So I'm scrolling through the features rather than the news and I come across this. Software developers, apparently, are under threat from censors. Apple is refusing to put violent games onto its iTunes store and Facebook is going to refuse to distribute some applications.

I'm interested mostly in the psychology that makes this idea offensive. It's rooted, quite deeply, in the original picure of the Internet as promoted by, I suppose, the original geek community who set it up. It was going to be the ultimate free for all, the great leveller - if you wanted to put something on the Internet, the argument ran, nobody was going to stop you.

Except someone is. But the point the article, and the book on which it's based. miss, is that this isn't strictly 'The Internet' being censored. It's a privately owned part of the Web. Yes, people are invited to take part in this area pretty much indiscriminately but it's wrong, wrong, wrong to assume that Apple, Facebook or anyone else is somehow obliged to carry content from a particular individual or company.
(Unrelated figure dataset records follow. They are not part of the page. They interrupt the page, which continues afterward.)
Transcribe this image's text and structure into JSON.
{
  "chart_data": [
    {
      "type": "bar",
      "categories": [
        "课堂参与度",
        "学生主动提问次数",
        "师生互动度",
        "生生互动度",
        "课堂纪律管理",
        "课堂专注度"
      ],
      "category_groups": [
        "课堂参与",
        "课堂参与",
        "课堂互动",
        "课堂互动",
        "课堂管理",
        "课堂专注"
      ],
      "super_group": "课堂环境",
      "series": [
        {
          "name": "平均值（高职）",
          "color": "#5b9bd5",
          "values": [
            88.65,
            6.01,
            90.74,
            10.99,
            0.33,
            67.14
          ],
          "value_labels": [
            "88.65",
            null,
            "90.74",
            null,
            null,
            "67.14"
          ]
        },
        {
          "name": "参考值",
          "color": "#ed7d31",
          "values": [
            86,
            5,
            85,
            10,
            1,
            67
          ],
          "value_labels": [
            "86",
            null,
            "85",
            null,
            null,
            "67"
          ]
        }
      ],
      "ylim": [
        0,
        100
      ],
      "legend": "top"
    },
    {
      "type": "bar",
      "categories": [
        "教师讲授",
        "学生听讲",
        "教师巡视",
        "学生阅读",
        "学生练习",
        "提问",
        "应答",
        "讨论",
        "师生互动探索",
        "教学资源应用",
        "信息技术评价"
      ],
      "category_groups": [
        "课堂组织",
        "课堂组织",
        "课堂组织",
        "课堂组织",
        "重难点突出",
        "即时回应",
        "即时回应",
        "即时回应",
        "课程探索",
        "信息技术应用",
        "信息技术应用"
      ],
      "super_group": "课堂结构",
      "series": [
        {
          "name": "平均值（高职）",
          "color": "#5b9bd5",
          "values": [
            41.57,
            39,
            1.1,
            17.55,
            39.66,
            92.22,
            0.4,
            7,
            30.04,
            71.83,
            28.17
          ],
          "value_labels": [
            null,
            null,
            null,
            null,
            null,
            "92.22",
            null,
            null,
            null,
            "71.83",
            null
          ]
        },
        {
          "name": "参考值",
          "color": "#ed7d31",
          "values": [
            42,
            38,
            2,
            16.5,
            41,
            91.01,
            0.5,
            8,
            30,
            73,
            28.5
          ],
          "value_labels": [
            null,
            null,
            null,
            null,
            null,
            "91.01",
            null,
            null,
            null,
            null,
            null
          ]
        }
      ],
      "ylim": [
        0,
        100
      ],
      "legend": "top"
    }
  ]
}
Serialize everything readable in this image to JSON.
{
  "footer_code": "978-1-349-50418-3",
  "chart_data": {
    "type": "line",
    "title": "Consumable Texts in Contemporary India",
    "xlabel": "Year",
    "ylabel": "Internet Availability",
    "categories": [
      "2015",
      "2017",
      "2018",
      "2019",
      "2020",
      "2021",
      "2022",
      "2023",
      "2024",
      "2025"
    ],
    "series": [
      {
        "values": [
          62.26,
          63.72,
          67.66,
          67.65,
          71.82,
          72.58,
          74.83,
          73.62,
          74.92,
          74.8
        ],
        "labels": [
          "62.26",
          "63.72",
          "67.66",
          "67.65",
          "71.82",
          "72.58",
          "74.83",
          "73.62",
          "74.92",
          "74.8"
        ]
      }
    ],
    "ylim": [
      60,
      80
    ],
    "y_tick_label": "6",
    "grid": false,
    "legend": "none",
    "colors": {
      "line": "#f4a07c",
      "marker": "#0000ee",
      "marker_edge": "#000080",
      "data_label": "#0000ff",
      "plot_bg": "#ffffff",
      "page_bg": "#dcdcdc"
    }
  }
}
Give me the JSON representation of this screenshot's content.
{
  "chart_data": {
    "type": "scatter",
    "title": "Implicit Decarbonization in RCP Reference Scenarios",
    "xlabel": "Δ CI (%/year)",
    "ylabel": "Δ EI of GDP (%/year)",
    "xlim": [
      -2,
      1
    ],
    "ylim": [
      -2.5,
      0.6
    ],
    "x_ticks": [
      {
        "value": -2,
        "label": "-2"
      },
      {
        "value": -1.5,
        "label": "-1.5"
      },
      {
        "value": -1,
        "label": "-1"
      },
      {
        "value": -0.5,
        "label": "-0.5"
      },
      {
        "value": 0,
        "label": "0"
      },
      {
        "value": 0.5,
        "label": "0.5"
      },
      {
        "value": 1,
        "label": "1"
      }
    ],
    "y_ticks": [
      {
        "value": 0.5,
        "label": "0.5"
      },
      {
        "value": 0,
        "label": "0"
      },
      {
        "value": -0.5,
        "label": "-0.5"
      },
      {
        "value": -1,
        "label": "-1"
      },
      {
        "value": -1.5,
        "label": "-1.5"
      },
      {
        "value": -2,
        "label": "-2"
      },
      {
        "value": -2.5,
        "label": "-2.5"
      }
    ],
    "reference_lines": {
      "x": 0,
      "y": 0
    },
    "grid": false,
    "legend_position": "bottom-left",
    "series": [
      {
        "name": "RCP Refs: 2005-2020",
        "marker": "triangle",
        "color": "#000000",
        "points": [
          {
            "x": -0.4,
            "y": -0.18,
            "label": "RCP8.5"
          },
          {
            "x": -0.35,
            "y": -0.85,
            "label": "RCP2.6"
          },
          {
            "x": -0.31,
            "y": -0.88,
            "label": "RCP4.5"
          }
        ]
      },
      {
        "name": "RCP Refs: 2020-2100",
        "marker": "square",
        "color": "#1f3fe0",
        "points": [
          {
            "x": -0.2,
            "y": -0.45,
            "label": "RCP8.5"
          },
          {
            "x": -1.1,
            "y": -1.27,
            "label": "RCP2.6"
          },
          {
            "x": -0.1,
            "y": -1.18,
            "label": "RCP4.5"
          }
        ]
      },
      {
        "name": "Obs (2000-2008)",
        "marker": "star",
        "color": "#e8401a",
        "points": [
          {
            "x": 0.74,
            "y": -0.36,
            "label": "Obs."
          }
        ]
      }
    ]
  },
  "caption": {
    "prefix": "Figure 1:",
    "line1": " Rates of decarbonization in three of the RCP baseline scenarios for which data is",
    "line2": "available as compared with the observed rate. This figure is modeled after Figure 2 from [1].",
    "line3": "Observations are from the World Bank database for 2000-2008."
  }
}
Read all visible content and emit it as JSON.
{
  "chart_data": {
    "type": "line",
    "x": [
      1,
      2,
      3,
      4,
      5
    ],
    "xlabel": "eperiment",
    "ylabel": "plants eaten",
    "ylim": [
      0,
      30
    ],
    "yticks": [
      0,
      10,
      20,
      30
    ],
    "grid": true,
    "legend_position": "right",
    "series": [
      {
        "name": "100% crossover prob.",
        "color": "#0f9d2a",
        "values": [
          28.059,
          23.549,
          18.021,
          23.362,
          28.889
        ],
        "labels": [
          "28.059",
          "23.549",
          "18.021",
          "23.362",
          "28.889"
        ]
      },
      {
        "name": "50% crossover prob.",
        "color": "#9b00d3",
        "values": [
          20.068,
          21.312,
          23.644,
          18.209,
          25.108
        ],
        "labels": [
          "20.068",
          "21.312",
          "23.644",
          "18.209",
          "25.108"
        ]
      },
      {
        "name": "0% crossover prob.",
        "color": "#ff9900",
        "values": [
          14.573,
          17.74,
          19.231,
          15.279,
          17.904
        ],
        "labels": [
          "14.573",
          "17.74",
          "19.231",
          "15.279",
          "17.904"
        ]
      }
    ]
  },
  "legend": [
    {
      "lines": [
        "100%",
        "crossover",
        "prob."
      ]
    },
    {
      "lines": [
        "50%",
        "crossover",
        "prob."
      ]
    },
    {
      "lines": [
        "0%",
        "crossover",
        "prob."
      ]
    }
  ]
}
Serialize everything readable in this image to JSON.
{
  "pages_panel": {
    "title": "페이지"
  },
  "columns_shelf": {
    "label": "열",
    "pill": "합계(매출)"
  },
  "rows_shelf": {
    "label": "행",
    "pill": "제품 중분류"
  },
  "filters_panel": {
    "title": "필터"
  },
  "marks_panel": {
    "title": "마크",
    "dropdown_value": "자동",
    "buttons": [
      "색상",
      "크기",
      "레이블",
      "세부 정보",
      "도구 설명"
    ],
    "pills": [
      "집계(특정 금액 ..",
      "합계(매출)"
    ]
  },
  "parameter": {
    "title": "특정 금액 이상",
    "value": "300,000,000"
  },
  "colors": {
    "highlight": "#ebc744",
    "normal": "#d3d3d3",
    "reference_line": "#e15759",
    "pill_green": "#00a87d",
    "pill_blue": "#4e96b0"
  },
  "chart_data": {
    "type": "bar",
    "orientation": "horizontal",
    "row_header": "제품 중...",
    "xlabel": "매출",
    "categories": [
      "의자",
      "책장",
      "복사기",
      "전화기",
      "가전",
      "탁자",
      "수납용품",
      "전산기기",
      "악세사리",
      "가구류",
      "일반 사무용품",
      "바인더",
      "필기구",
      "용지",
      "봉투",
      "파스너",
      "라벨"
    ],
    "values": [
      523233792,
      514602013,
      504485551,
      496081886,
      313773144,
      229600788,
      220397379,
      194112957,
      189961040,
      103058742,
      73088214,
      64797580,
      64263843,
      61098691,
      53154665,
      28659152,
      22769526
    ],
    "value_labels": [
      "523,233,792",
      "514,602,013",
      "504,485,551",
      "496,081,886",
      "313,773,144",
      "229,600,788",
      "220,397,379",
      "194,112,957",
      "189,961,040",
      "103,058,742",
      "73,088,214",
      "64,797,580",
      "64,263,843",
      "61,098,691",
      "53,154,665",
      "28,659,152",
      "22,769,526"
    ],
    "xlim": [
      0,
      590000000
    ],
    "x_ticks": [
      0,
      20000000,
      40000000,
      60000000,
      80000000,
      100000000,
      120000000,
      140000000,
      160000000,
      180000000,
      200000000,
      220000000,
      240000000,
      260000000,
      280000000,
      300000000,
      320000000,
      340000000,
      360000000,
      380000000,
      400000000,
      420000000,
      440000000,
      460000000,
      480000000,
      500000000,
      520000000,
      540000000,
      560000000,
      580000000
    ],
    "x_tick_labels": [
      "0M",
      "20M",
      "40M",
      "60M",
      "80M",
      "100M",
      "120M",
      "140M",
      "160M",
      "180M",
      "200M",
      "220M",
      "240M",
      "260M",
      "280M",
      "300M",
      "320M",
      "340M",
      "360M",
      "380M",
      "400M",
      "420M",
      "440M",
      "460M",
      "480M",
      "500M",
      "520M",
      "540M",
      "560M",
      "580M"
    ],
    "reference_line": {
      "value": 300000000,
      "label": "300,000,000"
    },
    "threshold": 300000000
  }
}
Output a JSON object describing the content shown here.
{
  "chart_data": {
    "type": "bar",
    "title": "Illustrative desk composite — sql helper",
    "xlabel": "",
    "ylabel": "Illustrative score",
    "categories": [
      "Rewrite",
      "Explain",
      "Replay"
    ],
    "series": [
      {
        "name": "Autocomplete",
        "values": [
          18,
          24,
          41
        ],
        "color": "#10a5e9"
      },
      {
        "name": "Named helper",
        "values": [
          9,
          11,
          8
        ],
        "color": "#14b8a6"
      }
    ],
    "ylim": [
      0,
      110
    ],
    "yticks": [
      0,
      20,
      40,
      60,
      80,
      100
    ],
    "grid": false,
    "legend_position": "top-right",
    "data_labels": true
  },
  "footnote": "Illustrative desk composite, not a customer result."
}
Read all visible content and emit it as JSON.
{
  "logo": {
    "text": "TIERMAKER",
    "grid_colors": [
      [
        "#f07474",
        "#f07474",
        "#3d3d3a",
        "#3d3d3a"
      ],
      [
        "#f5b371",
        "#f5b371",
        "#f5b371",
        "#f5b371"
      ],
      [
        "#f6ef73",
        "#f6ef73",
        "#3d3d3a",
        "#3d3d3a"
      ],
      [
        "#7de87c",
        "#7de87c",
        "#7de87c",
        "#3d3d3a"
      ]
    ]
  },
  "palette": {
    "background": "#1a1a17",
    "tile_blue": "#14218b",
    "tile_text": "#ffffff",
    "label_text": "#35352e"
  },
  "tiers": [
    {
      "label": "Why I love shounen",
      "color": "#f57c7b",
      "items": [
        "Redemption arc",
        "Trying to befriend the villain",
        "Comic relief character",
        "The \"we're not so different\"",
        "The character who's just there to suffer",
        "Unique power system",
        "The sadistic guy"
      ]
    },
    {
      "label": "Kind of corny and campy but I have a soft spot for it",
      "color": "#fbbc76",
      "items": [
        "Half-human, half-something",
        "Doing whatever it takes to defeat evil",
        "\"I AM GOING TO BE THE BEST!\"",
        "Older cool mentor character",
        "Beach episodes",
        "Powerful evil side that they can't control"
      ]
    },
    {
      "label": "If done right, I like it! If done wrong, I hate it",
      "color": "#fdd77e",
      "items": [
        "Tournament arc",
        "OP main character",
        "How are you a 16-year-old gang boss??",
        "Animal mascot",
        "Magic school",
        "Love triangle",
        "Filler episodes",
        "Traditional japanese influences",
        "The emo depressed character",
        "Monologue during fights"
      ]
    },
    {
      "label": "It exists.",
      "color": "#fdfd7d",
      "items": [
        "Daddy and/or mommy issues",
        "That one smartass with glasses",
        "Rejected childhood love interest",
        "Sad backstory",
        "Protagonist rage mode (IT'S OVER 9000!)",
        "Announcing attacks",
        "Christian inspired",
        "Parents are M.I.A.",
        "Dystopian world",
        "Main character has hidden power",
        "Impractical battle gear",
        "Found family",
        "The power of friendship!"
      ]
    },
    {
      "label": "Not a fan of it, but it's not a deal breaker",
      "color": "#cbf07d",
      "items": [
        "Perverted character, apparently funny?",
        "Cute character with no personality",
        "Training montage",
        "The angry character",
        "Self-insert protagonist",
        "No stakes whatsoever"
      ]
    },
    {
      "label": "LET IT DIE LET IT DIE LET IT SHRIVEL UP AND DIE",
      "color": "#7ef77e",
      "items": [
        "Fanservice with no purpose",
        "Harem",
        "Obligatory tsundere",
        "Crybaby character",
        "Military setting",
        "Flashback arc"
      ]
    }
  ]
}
I mean, what's the point of owning a mega-successful company if you can't behave like an owner once in a while?

About the Author
Member Avatar GuyClapperton Staff Writer

Author, 'This Is Social Media' (Capstone Publishing 2009); freelance journalist in the UK for the Guardian, Times, Telegraph, Independent and others.

scru 909

I agree Guy. I don't know why people feel that they can force apple or Facebook to carry material that they deem offensive. The services belong to them and they have the right to chose what is, and is not acceptable for them (within the confines of the law). After all, it's their reputation at stake here.